Here’s the path I want to commend toward being a healthy person and making healthy choices when the Bible does not prescribe which choice to make. And I just have one piece of advice and then some explanations for why I say it. The advice is to seek to be a part of a community of healthy people. That’s my advice. And by healthy I mean spiritually and psychologically mature, Bible-saturated, wise, steady, sober-minded, balanced, joyful, humble, courageous, loving people — really healthy, strong saints.

Now, why would I suggest this? What’s the biblical warrant for giving that kind of advice to a perfectionist? Why do I hope that simply being around healthy Christians will have a healthy effect on perfectionistic people? Here are my three biblical answers to that question of why I’m giving this advice and why I think it will have a profound effect if we follow it.

1. The wise make us wiser.

The Bible teaches that association with wise people makes us wiser. Proverbs 13:20: “Whoever walks with the wise becomes wise” — that’s an amazing statement — “but the companion of fools will suffer harm.” Healthy ways of seeing the world and living wisely rub off. You can’t program it; you can’t itemize it; you can’t package it. And most of the time you can’t even point to when it happens. It’s relationally organic; it’s natural and it’s wonderful. So, the psalmist says in Psalm 119:63, “I am a companion of all who fear you, of those who keep your precepts.”

Or another way to say the same thing is that Paul says at least six times that his churches should imitate him. This is real, life-on-life watching and imitating. And the book of Hebrews says the same thing. It tells us, “[Be] imitators of those who through faith and patience inherit the promises” (Hebrews 6:12). In a healthy community, this just happens. Sometimes it’s more intentional, but most of the time it’s just spontaneous. It’s caught rather than taught. To be around healthy people is to become more healthy.
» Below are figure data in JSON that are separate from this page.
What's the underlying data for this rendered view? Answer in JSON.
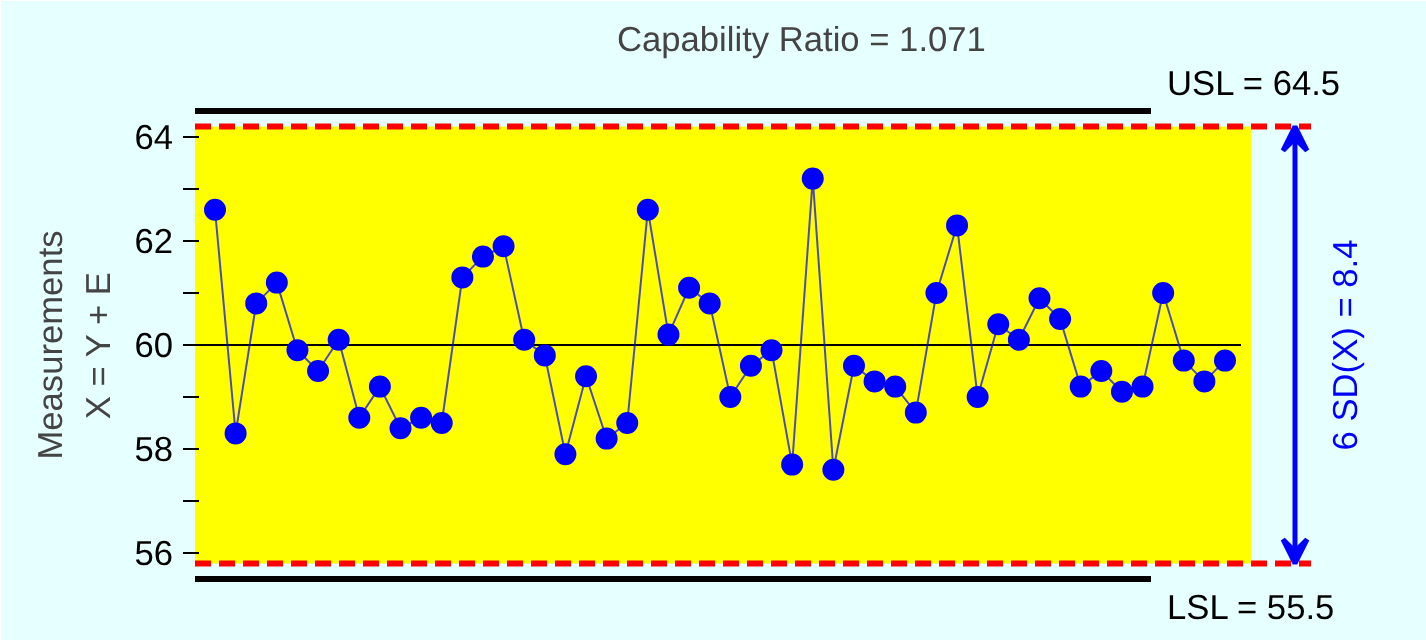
{
  "chart_data": {
    "type": "line",
    "title": "Capability Ratio  =  1.071",
    "ylabel": "Measurements\nX = Y + E",
    "categories": [
      null,
      null,
      null,
      null,
      null,
      null,
      null,
      null,
      null,
      null,
      null,
      null,
      null,
      null,
      null,
      null,
      null,
      null,
      null,
      null,
      null,
      null,
      null,
      null,
      null,
      null,
      null,
      null,
      null,
      null,
      null,
      null,
      null,
      null,
      null,
      null,
      null,
      null,
      null,
      null,
      null,
      null,
      null,
      null,
      null,
      null,
      null,
      null,
      null,
      null
    ],
    "series": [
      {
        "color": "#0000ff",
        "values": [
          62.6,
          58.3,
          60.8,
          61.2,
          59.9,
          59.5,
          60.1,
          58.6,
          59.2,
          58.4,
          58.6,
          58.5,
          61.3,
          61.7,
          61.9,
          60.1,
          59.8,
          57.9,
          59.4,
          58.2,
          58.5,
          62.6,
          60.2,
          61.1,
          60.8,
          59.0,
          59.6,
          59.9,
          57.7,
          63.2,
          57.6,
          59.6,
          59.3,
          59.2,
          58.7,
          61.0,
          62.3,
          59.0,
          60.4,
          60.1,
          60.9,
          60.5,
          59.2,
          59.5,
          59.1,
          59.2,
          61.0,
          59.7,
          59.3,
          59.7
        ]
      }
    ],
    "marker": "circle",
    "grid": false,
    "tick_labels": "y",
    "ylim": [
      54.5,
      65.5
    ],
    "yticks": [
      56,
      {
        "value": 57,
        "label": null
      },
      58,
      {
        "value": 59,
        "label": null
      },
      60,
      {
        "value": 61,
        "label": null
      },
      62,
      {
        "value": 63,
        "label": null
      },
      64
    ],
    "ref_lines": [
      {
        "axis": "y",
        "value": 64.5,
        "label": "USL = 64.5",
        "color": "#000000"
      },
      {
        "axis": "y",
        "value": 55.5,
        "label": "LSL = 55.5",
        "color": "#000000"
      },
      {
        "axis": "y",
        "value": 60,
        "label": null,
        "color": "#000000"
      },
      {
        "axis": "y",
        "value": 64.2,
        "label": null,
        "color": "#ff0000",
        "line_style": "dashed"
      },
      {
        "axis": "y",
        "value": 55.8,
        "label": null,
        "color": "#ff0000",
        "line_style": "dashed"
      }
    ],
    "bands": [
      {
        "axis": "y",
        "from": 55.8,
        "to": 64.2,
        "label": "6 SD(X) = 8.4",
        "color": "#ffff00"
      }
    ]
  }
}
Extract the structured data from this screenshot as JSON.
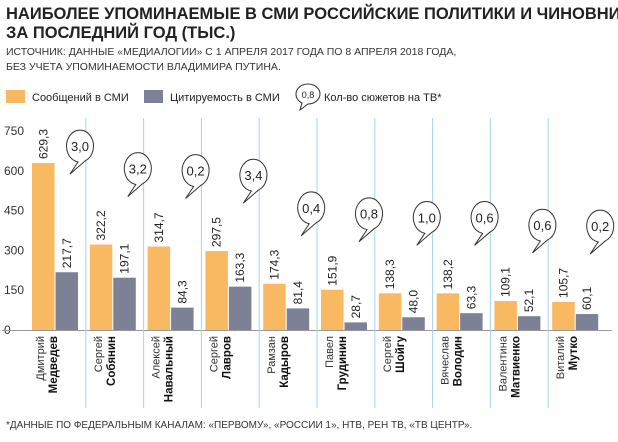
{
  "title_line1": "НАИБОЛЕЕ УПОМИНАЕМЫЕ В СМИ РОССИЙСКИЕ ПОЛИТИКИ И ЧИНОВНИКИ",
  "title_line2": "ЗА ПОСЛЕДНИЙ ГОД (ТЫС.)",
  "subtitle_line1": "ИСТОЧНИК: ДАННЫЕ «МЕДИАЛОГИИ» С 1 АПРЕЛЯ 2017 ГОДА ПО 8 АПРЕЛЯ 2018 ГОДА,",
  "subtitle_line2": "БЕЗ УЧЕТА УПОМИНАЕМОСТИ ВЛАДИМИРА ПУТИНА.",
  "legend": {
    "messages": "Сообщений в СМИ",
    "citations": "Цитируемость в СМИ",
    "tv_sample": "0,8",
    "tv": "Кол-во сюжетов на ТВ*"
  },
  "footnote": "*ДАННЫЕ ПО ФЕДЕРАЛЬНЫМ КАНАЛАМ: «ПЕРВОМУ», «РОССИИ 1», НТВ, РЕН ТВ, «ТВ ЦЕНТР».",
  "colors": {
    "messages": "#F9B962",
    "citations": "#7C8196",
    "divider": "#A7D3EB",
    "grid": "#999999",
    "text": "#222222"
  },
  "chart_data": {
    "type": "bar",
    "ylim": [
      0,
      750
    ],
    "yticks": [
      "0",
      "150",
      "300",
      "450",
      "600",
      "750"
    ],
    "grid": false,
    "categories": [
      {
        "first": "Дмитрий",
        "last": "Медведев"
      },
      {
        "first": "Сергей",
        "last": "Собянин"
      },
      {
        "first": "Алексей",
        "last": "Навальный"
      },
      {
        "first": "Сергей",
        "last": "Лавров"
      },
      {
        "first": "Рамзан",
        "last": "Кадыров"
      },
      {
        "first": "Павел",
        "last": "Грудинин"
      },
      {
        "first": "Сергей",
        "last": "Шойгу"
      },
      {
        "first": "Вячеслав",
        "last": "Володин"
      },
      {
        "first": "Валентина",
        "last": "Матвиенко"
      },
      {
        "first": "Виталий",
        "last": "Мутко"
      }
    ],
    "series": [
      {
        "name": "Сообщений в СМИ",
        "values": [
          629.3,
          322.2,
          314.7,
          297.5,
          174.3,
          151.9,
          138.3,
          138.2,
          109.1,
          105.7
        ],
        "labels": [
          "629,3",
          "322,2",
          "314,7",
          "297,5",
          "174,3",
          "151,9",
          "138,3",
          "138,2",
          "109,1",
          "105,7"
        ]
      },
      {
        "name": "Цитируемость в СМИ",
        "values": [
          217.7,
          197.1,
          84.3,
          163.3,
          81.4,
          28.7,
          48.0,
          63.3,
          52.1,
          60.1
        ],
        "labels": [
          "217,7",
          "197,1",
          "84,3",
          "163,3",
          "81,4",
          "28,7",
          "48,0",
          "63,3",
          "52,1",
          "60,1"
        ]
      }
    ],
    "tv_segments": {
      "name": "Кол-во сюжетов на ТВ*",
      "values": [
        3.0,
        3.2,
        0.2,
        3.4,
        0.4,
        0.8,
        1.0,
        0.6,
        0.6,
        0.2
      ],
      "labels": [
        "3,0",
        "3,2",
        "0,2",
        "3,4",
        "0,4",
        "0,8",
        "1,0",
        "0,6",
        "0,6",
        "0,2"
      ]
    }
  }
}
And this is especially true, I think, for those who struggle in unhealthy ways with choices for which there’s no clear, biblical, step-by-step direction. It has to come from a healthy internal orientation to the world, and that we absorb in large measure from healthy people who are around us.

2. The Bible assumes spending time together.
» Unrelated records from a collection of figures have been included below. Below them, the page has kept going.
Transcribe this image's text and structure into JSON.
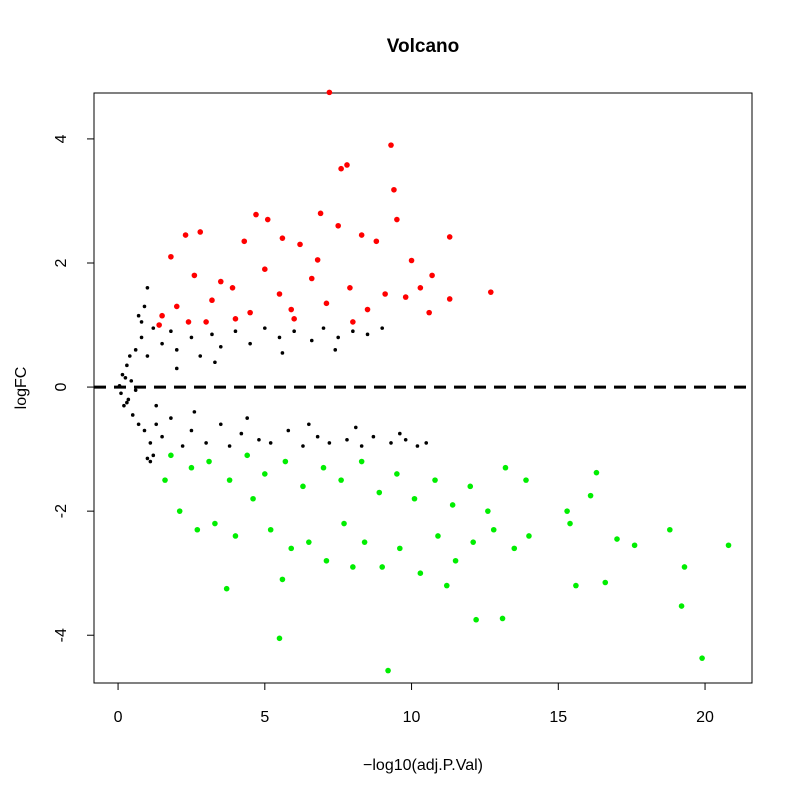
{
  "chart_data": {
    "type": "scatter",
    "title": "Volcano",
    "x_label": "−log10(adj.P.Val)",
    "y_label": "logFC",
    "xlim": [
      -0.82,
      21.6
    ],
    "ylim": [
      -4.77,
      4.74
    ],
    "xticks": [
      0,
      5,
      10,
      15,
      20
    ],
    "yticks": [
      -4,
      -2,
      0,
      2,
      4
    ],
    "hline": 0,
    "series": [
      {
        "color": "#000000",
        "size": 1.8,
        "x": [
          0.05,
          0.1,
          0.15,
          0.2,
          0.3,
          0.3,
          0.4,
          0.5,
          0.6,
          0.7,
          0.8,
          0.9,
          1.0,
          1.1,
          1.2,
          1.3,
          1.5,
          1.5,
          1.8,
          1.8,
          2.0,
          2.2,
          2.5,
          2.5,
          2.8,
          3.0,
          3.2,
          3.5,
          3.5,
          3.8,
          4.0,
          4.2,
          4.5,
          4.8,
          5.0,
          5.2,
          5.5,
          5.8,
          6.0,
          6.3,
          6.6,
          6.8,
          7.0,
          7.2,
          7.5,
          7.8,
          8.0,
          8.3,
          8.5,
          8.7,
          9.0,
          9.3,
          9.8,
          10.2,
          0.9,
          1.0,
          0.7,
          1.2,
          1.1,
          0.45,
          0.6,
          2.0,
          1.0,
          0.8,
          1.3,
          2.6,
          3.3,
          4.4,
          5.6,
          6.5,
          7.4,
          8.1,
          9.6,
          10.5,
          0.25,
          0.35
        ],
        "values": [
          0.02,
          -0.1,
          0.2,
          -0.3,
          0.35,
          -0.25,
          0.5,
          -0.45,
          0.6,
          -0.6,
          0.8,
          -0.7,
          0.5,
          -0.9,
          0.95,
          -0.6,
          0.7,
          -0.8,
          0.9,
          -0.5,
          0.6,
          -0.95,
          0.8,
          -0.7,
          0.5,
          -0.9,
          0.85,
          -0.6,
          0.65,
          -0.95,
          0.9,
          -0.75,
          0.7,
          -0.85,
          0.95,
          -0.9,
          0.8,
          -0.7,
          0.9,
          -0.95,
          0.75,
          -0.8,
          0.95,
          -0.9,
          0.8,
          -0.85,
          0.9,
          -0.95,
          0.85,
          -0.8,
          0.95,
          -0.9,
          -0.85,
          -0.95,
          1.3,
          1.6,
          1.15,
          -1.1,
          -1.2,
          0.1,
          -0.05,
          0.3,
          -1.15,
          1.05,
          -0.3,
          -0.4,
          0.4,
          -0.5,
          0.55,
          -0.6,
          0.6,
          -0.65,
          -0.75,
          -0.9,
          0.15,
          -0.2
        ]
      },
      {
        "color": "#ff0000",
        "size": 2.8,
        "x": [
          7.2,
          9.3,
          7.8,
          7.6,
          9.4,
          4.7,
          6.9,
          11.3,
          12.7,
          11.3,
          10.0,
          10.7,
          1.8,
          2.3,
          2.8,
          3.5,
          4.3,
          5.1,
          5.6,
          6.2,
          6.8,
          7.5,
          8.3,
          8.8,
          9.5,
          10.3,
          1.5,
          2.0,
          2.6,
          3.2,
          3.9,
          4.5,
          5.0,
          5.5,
          6.0,
          6.6,
          7.1,
          7.9,
          8.5,
          9.1,
          9.8,
          10.6,
          2.4,
          4.0,
          5.9,
          8.0,
          1.4,
          3.0
        ],
        "values": [
          4.75,
          3.9,
          3.58,
          3.52,
          3.18,
          2.78,
          2.8,
          2.42,
          1.53,
          1.42,
          2.04,
          1.8,
          2.1,
          2.45,
          2.5,
          1.7,
          2.35,
          2.7,
          2.4,
          2.3,
          2.05,
          2.6,
          2.45,
          2.35,
          2.7,
          1.6,
          1.15,
          1.3,
          1.8,
          1.4,
          1.6,
          1.2,
          1.9,
          1.5,
          1.1,
          1.75,
          1.35,
          1.6,
          1.25,
          1.5,
          1.45,
          1.2,
          1.05,
          1.1,
          1.25,
          1.05,
          1.0,
          1.05
        ]
      },
      {
        "color": "#00ee00",
        "size": 2.8,
        "x": [
          9.2,
          19.9,
          5.5,
          19.2,
          20.8,
          18.8,
          17.6,
          16.3,
          12.2,
          13.1,
          3.7,
          5.6,
          8.0,
          11.2,
          14.0,
          15.3,
          15.6,
          16.6,
          17.0,
          19.3,
          1.6,
          2.1,
          2.7,
          3.3,
          4.0,
          4.6,
          5.2,
          5.9,
          6.5,
          7.1,
          7.7,
          8.4,
          9.0,
          9.6,
          10.3,
          10.9,
          11.5,
          12.1,
          12.8,
          13.5,
          1.8,
          2.5,
          3.1,
          3.8,
          4.4,
          5.0,
          5.7,
          6.3,
          7.0,
          7.6,
          8.3,
          8.9,
          9.5,
          10.1,
          10.8,
          11.4,
          12.0,
          12.6,
          13.2,
          13.9,
          15.4,
          16.1
        ],
        "values": [
          -4.57,
          -4.37,
          -4.05,
          -3.53,
          -2.55,
          -2.3,
          -2.55,
          -1.38,
          -3.75,
          -3.73,
          -3.25,
          -3.1,
          -2.9,
          -3.2,
          -2.4,
          -2.0,
          -3.2,
          -3.15,
          -2.45,
          -2.9,
          -1.5,
          -2.0,
          -2.3,
          -2.2,
          -2.4,
          -1.8,
          -2.3,
          -2.6,
          -2.5,
          -2.8,
          -2.2,
          -2.5,
          -2.9,
          -2.6,
          -3.0,
          -2.4,
          -2.8,
          -2.5,
          -2.3,
          -2.6,
          -1.1,
          -1.3,
          -1.2,
          -1.5,
          -1.1,
          -1.4,
          -1.2,
          -1.6,
          -1.3,
          -1.5,
          -1.2,
          -1.7,
          -1.4,
          -1.8,
          -1.5,
          -1.9,
          -1.6,
          -2.0,
          -1.3,
          -1.5,
          -2.2,
          -1.75
        ]
      }
    ]
  }
}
Here’s the second way the Bible gives us warrant for this kind of advice. The New Testament uses the phrase “one another” 99 times, including — I’m not even counting the phrase “each other”; just “one another” in the ESV — “love one another,” “fellowship with one another,” “greet one another,” “serve one another,” “show hospitality to one another,” “pray for one another,” “confess your sins to one another,” “encourage one another,” “stir up one another,” “exhort one another,” “welcome one another,” “do good to one another,” “admonish one another,” “bear with one another,” “care for one another” — and the list goes on and on.

In other words, God’s plan for the healing of our personality defects — and everybody has them; I’m not picking on this girl, all right? Everybody has them. His plan for the maturing of our relational skills, and his plan for our ability to make wise choices, and his plan for all of our growth in how we serve and love each other — his plan for all these is that we spend time together, and for the more mature to become natural influences on the less mature.

3. God designs us for the common good.

Here’s one more way the New Testament commends this kind of advice. When discussing spiritual gifts and their use in the church, Paul said in 1 Corinthians 12:7, “To each is given the manifestation of the Spirit for the common good.” “Varieties of gifts,” “varieties of service,” “varieties of activities,” all of them with this goal: the common good (1 Corinthians 12:4–7). Or you could say “the common psychological and spiritual health,” “the common psychological well-being,” “the common capacity for making wise and peaceful decisions about school grades in relation to other good things.”

So, I’m saying to our Minnesota high school senior — who may well be in my own church, for all I know — that the long-range, lifelong answer to your question is to spend time with psychologically and spiritually mature, healthy people. Be in a healthy church. I know this is not a satisfactory short-term answer for specifics this semester. I know that. But it is what all of us need for the rest of our lives.